El tercer día decidimos vivirlo cada uno por su cuenta. Nos levantamos muy temprano para mirar el amanecer. “Y la aurora surgió ante nosotros”, así comienza la descripción que del amanecer hace La vorágine. Luego, cada uno se hundió en la inmensidad de las llanuras, solo, consigo mismo, con su cámara y con sus pensamientos, que en las soledades se alborotan. Nos unimos para extasiarnos ante el atardecer. Pinceladas de rojos, amarillos, lilas, negros y hasta verdes y azules llenaron el cielo y se reflejaron en el río Ariporo. El cielo, la selva y el río parecían ahogarse en un incendio de colores y dar paso a una noche estrellada. Amaneceres, atardeceres y noches millonarias de estrellas son recuerdos imborrables de La Aurora.
El cuarto día, el destino nos tenía reservada la fauna terrestre: vimos zorros, yaguarundis, tortugas, matos, iguanas y ositos meleros. Los dioses de las sabanas, como decía un llanero hablando de la buena suerte, nos hicieron el regalo supremo: vimos caída la tarde un puma y minutos después, una pareja de tigres (jaguares). Fue la felicidad suprema; estos animales, ubicados en la cima de la llamada cadena trófica, son muy difíciles de observar y verlos es comulgar con la fuerza salvaje de la naturaleza. A lo largo de los años han aparecido treinta jaguares que se desplazan por el hato y las fincas vecinas. Julio, otro de los hijos de don Armando, los distingue por las pintas y les tiene nombres según sus características.
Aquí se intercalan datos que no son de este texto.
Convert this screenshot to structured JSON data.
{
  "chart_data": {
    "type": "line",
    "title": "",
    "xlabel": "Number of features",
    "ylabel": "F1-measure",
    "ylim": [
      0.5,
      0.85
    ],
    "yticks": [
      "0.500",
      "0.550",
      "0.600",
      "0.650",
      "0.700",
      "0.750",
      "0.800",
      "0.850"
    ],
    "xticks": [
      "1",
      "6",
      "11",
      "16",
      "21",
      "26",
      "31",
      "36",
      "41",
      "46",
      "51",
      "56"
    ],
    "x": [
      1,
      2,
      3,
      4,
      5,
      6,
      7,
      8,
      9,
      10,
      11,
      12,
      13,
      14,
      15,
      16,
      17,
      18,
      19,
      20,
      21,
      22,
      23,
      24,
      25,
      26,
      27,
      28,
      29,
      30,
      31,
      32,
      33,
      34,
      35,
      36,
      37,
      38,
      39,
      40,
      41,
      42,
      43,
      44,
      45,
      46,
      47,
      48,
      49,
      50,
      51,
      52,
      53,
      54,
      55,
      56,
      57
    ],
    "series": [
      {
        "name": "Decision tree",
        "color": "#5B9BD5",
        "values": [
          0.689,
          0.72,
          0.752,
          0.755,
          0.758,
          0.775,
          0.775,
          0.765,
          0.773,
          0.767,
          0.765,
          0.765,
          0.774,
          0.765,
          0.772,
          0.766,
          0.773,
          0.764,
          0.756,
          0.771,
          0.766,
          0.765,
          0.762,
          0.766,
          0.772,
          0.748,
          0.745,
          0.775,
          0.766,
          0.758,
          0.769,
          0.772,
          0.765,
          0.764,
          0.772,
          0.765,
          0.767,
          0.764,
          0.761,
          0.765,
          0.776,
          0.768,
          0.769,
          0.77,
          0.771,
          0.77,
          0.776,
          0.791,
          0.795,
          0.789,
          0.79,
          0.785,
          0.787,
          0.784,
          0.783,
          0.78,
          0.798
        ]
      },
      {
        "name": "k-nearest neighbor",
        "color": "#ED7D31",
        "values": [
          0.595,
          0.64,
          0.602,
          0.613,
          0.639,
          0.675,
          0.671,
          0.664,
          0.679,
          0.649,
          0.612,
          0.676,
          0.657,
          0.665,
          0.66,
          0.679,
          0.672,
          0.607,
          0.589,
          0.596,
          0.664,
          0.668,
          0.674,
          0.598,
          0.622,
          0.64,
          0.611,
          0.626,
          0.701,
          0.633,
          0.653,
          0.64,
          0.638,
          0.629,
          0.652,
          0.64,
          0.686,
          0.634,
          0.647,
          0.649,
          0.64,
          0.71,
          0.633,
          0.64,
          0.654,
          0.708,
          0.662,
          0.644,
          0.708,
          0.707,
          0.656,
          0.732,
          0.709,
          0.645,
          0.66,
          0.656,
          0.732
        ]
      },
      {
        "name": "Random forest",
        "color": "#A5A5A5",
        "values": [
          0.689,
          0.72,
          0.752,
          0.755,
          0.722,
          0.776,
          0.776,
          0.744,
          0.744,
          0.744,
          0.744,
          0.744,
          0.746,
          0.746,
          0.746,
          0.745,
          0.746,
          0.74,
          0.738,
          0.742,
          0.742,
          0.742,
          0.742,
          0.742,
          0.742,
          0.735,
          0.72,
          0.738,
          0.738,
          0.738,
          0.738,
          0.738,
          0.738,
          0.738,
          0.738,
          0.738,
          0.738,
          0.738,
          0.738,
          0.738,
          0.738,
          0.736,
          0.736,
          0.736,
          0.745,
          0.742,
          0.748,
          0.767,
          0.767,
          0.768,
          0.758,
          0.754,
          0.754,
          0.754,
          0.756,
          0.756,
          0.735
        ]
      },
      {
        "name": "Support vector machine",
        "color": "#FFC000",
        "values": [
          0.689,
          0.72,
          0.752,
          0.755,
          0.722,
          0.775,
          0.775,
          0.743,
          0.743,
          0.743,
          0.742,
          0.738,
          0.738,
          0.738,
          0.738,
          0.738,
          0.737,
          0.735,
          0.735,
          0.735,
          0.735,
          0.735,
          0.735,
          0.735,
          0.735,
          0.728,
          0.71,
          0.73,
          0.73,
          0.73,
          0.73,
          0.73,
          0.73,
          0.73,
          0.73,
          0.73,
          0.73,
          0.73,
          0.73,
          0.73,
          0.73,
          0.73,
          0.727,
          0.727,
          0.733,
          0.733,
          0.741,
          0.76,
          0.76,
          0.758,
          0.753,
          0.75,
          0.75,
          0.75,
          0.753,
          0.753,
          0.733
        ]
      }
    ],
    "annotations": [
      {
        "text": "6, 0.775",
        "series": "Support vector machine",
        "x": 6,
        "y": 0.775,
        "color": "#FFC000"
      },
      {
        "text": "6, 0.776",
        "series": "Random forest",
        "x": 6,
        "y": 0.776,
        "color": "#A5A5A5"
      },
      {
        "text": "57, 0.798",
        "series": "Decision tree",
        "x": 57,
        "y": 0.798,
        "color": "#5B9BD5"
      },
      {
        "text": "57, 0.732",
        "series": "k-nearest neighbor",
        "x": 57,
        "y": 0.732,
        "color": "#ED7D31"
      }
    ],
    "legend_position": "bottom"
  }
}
El quinto día fue inolvidable para mí. Los vaqueros traían un hatajo de más de 200 reses y las acompañaban con gritos y silbidos. Mis compañeros no me vieron llorar de emoción; esos gritos han sido elevados por la Unesco a la categoría de patrimonio cultural e inmaterial de la humanidad, y yo asistía y oía el espectáculo preso de tremendas y telúricas emociones. Luego vino el trabajo de campo con decenas de potros salvajes a los que cortaban la cola y las crines. Enseguida, los rociaban con un líquido que los libraba de garrapatas y de otros bichos. En La Aurora se hace el trabajo de campo a la manera tradicional. Es un espectáculo hermoso, casi épico: enlazar y reducir las bestias para marcarlas y curarlas ayudándose del botalón.
El día del regreso de La Aurora nos dijimos con Carranza: “¡Ah, tristemente os aseguro, tanta belleza fue verdad!”. La Aurora es un sueño materializado en las sabanas de Casanare.